= ICL Direct Machine Environment =

Computing mainframe environment

Direct Machine Environment, abbreviated DME, was a mainframe environment for microcode based versions of the ICL 2900 Series (2960 and the second-generation S-Series) of computing systems from International Computers Limited that was developed in the 1970s. DME was more-or-less an ICL 1900 order code processor in microcode, which permitted the ICL 1900 series executive, operating systems and program libraries to operate on the ICL 2900 series.

The ICL 2905 was a rebrand of the ICL 2950 that only ran DME/2, the second version of DME, introduced for marketing reasons.

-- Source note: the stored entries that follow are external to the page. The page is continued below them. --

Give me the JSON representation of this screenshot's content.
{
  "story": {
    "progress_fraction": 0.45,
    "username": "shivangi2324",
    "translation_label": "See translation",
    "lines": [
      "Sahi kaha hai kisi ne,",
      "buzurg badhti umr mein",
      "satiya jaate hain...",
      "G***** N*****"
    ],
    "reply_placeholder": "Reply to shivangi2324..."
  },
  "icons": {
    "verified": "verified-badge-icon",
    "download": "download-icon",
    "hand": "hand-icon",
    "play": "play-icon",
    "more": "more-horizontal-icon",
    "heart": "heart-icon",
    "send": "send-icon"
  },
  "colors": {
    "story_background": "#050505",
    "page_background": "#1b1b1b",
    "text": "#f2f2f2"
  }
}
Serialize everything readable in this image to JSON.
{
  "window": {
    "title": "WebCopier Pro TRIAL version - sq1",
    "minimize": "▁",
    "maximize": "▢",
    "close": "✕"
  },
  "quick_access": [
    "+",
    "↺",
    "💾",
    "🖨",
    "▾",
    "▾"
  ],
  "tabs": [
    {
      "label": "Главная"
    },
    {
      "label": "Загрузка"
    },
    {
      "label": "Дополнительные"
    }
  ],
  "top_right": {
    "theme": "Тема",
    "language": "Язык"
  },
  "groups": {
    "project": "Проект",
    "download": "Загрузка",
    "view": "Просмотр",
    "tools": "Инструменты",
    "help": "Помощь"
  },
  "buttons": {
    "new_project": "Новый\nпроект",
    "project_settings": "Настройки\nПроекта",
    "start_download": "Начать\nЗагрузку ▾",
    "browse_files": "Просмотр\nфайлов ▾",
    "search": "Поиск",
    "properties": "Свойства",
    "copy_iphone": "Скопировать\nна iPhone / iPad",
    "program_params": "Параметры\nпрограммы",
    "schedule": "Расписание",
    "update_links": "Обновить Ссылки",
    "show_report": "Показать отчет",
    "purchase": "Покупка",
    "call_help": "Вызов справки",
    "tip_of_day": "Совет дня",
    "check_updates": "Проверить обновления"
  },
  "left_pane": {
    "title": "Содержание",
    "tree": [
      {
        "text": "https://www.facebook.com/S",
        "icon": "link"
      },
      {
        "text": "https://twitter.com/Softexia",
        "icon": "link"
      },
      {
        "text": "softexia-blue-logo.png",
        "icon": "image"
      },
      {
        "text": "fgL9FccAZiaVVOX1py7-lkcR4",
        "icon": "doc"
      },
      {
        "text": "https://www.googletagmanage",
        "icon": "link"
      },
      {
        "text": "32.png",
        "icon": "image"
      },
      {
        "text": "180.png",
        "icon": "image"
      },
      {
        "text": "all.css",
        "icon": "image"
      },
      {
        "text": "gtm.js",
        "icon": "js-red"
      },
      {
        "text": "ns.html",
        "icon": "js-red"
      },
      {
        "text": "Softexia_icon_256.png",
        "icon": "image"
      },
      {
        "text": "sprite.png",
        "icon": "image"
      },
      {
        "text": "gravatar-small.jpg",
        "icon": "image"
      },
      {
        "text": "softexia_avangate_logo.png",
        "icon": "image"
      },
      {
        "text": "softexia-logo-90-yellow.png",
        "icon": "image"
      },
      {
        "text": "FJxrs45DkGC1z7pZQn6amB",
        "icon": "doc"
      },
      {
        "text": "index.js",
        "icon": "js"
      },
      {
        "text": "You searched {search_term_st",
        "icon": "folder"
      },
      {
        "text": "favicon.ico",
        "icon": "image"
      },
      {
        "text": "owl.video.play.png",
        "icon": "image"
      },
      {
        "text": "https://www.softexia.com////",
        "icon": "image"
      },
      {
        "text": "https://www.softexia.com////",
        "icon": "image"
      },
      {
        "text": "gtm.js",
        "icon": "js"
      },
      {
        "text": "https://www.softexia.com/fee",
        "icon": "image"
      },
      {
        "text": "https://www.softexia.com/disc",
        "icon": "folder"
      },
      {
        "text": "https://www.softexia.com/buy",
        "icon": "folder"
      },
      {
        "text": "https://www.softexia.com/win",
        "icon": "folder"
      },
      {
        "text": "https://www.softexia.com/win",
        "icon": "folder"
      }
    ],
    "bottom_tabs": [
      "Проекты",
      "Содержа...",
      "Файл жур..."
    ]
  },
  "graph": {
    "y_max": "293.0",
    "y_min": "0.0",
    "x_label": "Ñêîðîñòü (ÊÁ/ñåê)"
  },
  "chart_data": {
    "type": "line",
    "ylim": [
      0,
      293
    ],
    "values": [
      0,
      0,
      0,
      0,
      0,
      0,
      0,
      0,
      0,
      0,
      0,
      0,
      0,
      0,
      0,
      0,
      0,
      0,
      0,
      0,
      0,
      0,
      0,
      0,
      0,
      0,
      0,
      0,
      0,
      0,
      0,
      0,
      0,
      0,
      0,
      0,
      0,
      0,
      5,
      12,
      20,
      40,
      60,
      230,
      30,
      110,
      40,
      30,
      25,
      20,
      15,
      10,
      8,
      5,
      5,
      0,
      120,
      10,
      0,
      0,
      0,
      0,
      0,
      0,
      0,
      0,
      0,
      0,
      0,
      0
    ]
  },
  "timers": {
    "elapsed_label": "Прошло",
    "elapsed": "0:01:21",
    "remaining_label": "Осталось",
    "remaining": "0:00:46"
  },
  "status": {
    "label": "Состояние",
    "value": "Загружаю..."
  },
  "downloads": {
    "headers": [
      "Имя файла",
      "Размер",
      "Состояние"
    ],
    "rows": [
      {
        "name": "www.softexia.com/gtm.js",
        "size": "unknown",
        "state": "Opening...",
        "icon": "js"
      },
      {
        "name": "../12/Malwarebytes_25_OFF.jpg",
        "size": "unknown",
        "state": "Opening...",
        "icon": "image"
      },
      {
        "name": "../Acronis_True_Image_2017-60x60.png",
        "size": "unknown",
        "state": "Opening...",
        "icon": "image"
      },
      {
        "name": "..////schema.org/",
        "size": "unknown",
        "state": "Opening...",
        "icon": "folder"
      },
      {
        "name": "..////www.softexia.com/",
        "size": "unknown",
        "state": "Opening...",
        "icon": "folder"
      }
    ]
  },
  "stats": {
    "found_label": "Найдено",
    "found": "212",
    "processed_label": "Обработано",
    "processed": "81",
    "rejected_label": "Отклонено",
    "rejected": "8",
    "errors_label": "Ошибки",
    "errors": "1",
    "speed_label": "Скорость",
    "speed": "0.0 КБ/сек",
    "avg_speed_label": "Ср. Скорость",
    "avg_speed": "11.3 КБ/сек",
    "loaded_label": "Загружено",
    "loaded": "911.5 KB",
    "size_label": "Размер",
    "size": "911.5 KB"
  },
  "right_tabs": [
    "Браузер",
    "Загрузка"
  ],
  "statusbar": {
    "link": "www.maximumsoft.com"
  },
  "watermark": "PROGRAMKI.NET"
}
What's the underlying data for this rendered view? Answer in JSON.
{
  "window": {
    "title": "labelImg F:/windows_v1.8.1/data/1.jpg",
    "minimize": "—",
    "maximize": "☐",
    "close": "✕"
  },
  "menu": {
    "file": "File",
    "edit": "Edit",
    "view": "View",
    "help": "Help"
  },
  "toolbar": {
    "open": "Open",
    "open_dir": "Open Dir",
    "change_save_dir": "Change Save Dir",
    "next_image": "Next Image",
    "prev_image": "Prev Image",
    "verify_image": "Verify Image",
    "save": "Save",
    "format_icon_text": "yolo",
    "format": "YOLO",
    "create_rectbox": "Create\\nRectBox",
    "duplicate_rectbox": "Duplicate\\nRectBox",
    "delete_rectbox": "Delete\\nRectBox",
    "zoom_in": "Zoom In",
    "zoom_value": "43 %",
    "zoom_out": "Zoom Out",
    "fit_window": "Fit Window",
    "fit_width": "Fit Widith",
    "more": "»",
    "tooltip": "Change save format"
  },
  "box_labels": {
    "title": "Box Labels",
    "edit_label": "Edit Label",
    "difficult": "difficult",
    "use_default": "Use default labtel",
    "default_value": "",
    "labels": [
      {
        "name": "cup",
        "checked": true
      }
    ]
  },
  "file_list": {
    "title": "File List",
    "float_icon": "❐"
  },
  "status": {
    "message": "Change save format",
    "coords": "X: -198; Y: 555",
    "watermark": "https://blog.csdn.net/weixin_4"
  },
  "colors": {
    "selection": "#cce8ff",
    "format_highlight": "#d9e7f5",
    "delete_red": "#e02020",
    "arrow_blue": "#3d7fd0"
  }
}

==Reason for Development==

At this time most companies that had computers had large teams of programmers to write their applications. DME was developed so that customers could buy the new hardware and run their 1900 or System 4 applications whilst they developed their replacement VME applications. This led to some users running DME and VME alternately on the same machine for some years. Unfortunately this led to situations where development teams were waiting around for time to run their new applications. This, and the fact that some users were not moving to the new system, led ICL to develop a system called Concurrent Machine Environment (CME) under which VME ran DME as a subsystem, enabling 1900 and System 4 applications to be run on a 2900 or Series 39 machine alongside VME applications.